Economic Backbone: Cardiac Care
$37-million NIH grant used to study chelation's effects on diabetics with heart disease
Alternative medicine practitioners have long argued that coronary artery disease can be treated safely and effectively with chelation therapy — a process in which chemical compounds are injected into the bloodstream to remove heavy metals from the body. The theory is that cleaning the arteries of calcium deposits and other impurities reduces the risk of heart problems.
The traditional medical community, however, views chelation therapy as a controversial and unproven treatment. Some critics warn that chelation removes calcium not only from diseased arteries, but also from bones and muscles, which need it to function properly.
Miami Beach cardiologist Dr. Gervasio Lamas now aims to settle the debate.
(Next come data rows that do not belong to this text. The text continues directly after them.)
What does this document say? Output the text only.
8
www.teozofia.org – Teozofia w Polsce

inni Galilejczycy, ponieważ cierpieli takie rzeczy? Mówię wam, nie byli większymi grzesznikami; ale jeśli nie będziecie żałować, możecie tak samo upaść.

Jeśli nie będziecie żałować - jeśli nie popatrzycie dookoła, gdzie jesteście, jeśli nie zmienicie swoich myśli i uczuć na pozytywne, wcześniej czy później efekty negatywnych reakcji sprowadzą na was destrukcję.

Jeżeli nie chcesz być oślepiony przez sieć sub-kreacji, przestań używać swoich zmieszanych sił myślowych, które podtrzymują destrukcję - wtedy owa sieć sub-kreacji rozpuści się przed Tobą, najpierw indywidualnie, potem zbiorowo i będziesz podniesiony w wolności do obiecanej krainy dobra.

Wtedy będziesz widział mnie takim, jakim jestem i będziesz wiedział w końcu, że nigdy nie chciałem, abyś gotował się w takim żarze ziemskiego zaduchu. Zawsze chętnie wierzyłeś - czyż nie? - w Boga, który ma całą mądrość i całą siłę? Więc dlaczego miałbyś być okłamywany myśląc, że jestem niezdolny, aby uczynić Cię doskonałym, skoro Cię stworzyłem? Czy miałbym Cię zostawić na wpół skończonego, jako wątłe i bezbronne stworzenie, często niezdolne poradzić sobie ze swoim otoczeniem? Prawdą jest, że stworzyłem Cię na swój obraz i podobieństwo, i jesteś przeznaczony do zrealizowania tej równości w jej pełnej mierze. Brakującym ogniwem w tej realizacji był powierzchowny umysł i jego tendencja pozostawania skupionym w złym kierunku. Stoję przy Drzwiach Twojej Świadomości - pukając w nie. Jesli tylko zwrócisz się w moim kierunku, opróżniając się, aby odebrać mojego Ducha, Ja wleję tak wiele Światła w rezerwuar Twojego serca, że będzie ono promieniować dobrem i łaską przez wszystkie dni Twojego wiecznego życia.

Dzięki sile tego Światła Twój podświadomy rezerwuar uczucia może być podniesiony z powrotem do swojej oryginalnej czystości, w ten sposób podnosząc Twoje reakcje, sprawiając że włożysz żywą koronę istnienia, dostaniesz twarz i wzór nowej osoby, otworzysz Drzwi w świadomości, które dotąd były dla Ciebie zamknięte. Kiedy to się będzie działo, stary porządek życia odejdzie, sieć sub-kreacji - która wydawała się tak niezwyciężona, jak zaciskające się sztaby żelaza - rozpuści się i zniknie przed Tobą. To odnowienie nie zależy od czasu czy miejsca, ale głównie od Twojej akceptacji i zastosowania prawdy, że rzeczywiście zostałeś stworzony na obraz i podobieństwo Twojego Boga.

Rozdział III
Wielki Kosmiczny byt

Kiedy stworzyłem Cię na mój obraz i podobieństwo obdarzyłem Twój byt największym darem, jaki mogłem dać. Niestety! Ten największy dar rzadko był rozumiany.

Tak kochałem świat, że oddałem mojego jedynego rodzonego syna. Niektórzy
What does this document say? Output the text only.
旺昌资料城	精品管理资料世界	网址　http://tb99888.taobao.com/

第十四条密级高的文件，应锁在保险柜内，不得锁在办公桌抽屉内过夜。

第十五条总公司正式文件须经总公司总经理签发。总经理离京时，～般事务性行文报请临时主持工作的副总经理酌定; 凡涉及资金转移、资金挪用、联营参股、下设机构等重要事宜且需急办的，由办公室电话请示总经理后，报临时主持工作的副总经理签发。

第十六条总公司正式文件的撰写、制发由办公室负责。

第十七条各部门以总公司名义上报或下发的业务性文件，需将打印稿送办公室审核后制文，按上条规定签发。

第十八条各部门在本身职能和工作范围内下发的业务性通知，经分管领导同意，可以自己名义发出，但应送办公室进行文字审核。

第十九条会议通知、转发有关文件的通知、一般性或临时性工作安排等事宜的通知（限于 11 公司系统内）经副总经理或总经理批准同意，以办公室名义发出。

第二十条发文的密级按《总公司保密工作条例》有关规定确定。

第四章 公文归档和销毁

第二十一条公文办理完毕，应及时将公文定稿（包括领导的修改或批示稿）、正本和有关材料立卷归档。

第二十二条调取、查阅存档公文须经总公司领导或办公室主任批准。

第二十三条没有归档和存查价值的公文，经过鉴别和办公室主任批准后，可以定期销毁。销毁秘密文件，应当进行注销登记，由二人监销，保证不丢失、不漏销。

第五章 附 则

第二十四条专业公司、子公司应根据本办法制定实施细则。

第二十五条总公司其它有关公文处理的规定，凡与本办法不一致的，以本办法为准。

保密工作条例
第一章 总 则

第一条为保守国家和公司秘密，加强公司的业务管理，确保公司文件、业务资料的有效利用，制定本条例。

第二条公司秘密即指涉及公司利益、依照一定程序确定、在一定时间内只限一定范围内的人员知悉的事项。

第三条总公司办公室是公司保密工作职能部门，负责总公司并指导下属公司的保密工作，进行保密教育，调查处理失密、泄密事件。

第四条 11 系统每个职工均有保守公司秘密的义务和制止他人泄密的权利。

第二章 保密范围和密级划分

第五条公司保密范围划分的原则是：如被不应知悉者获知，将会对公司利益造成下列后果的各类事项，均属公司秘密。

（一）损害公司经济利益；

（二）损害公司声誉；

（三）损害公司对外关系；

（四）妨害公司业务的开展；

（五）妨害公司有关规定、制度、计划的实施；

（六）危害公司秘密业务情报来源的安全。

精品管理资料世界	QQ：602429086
With a $37-million grant from the National Institutes of Health, Lamas is conducting a clinical trial to study chelation’s effects on diabetics with heart disease. Both chelation and statin therapy are safe, says Lamas, adding that neither is “natural.”
Lamas, a native of Cuba, earned his bachelor’s degree from Harvard and his M.D. from New York University. He trained at Harvard-affiliated Brigham and Women’s Hospital in Boston and worked there for 15 years before leaving in 1993 to join Mount Sinai Medical Center in Miami Beach, where he’s chair of medicine and chief of cardiology.
His ongoing trial, called TACT2, is his second federally funded study of chelation therapy. His first trial, conducted over a decade, found that chelation was safe and potentially helpful in warding off heart attacks in heart patients, especially those with diabetes. He plans to release the results of TACT2 in 2023.
-Early Skeptic: “Most of us who are conventional medical practitioners have been hearing about chelation therapy throughout our careers. It was always presented to me as quackery. In August of 1999, a gentleman came to see me. He was dressed a little like Lieutenant Columbo. He had cardiovascular disease and wanted to have chelation, and I told him it was nonsense.”
-Approach: “I’m a scientist, and I’ve been doing randomized clinical trials since I was a trainee. I looked into chelation a few days later and realized that there was insufficient evidence to support what I had said. I said, ‘you know, I can answer this question. Why don’t I just do it?’ In 2002, I received a grant for $30 million from the National Institutes of Health to do a definitive multi-center trial on chelation vs. placebo.”
-Findings: “We gave 40 infusions of either chelation or placebo to 1,708 patients throughout the U.S. and Canada, for a total of 55,222 infusions — 65% of all patients completed 40 infusions, and the rest completed varying amounts. The study was blinded, so I didn’t know the results at any point until the study was over. You go through all the data and look at the curves, and I said, ‘Oh my God, this darn thing is positive’ — chelation reduces the risk of recurrent cardiovascular events in patients who’ve had a prior heart attack, and in diabetic patients, it was spectacular; it reduced the risk of death over five years by about 40%.”
-Environmental Cardiology: “The medicine we used captures lead and cadmium and holds them very tightly as if it were a powerful magnet. Lead and cadmium are metal contaminants that all of us pick up from the environment and have in our body. They damage our neurological development, our kidneys and the heart and circulation. What that has taken us to is a field that was heretofore unknown or neglected, which is environmental cardiology. We think that chelation allows us to remove poisons acquired over a lifetime.”
-TACT2: “In 2014, I went to the FDA with our results. Their conclusion was, 'This is positive. The drug appears safe, but this is chelation. It’s very controversial. You’ve got to do it again. You need two studies to get approved.' Two years later, we received an award of $37 million for TACT2. We randomized our 1000th and last patient in December 2020. We should have results in late 2023. It will have been a journey of close to 25 years.”
-Other Potential Benefits: “In between studies, I became interested in looking at peripheral artery disease in diabetics. Diabetics are very prone to severe peripheral artery disease; they’re very prone to having amputations of their toes, sections of feet and legs. It’s really a horrible disease when it takes that course. We found that, in fact, we could prevent amputations. This was a small pilot study funded by Mount Sinai. We did 10 patients, and of the 10 patients, seven completed their course of therapy. Of the seven patients, there were no amputations, heart attacks, deaths, etc.”
-Critics: “There’s still a large amount of skepticism, but among people who are academics, there is a certain amount of admiration. Between my grants and the grants to Duke, it’s got to be heading into the $80-million range or more. That kind of NIH money buys you a tremendous amount of credibility. But what’s really fun is having somebody who was going to have their foot cut off, and you see them two years later and they have two feet. Now that’s cool. I live for that.”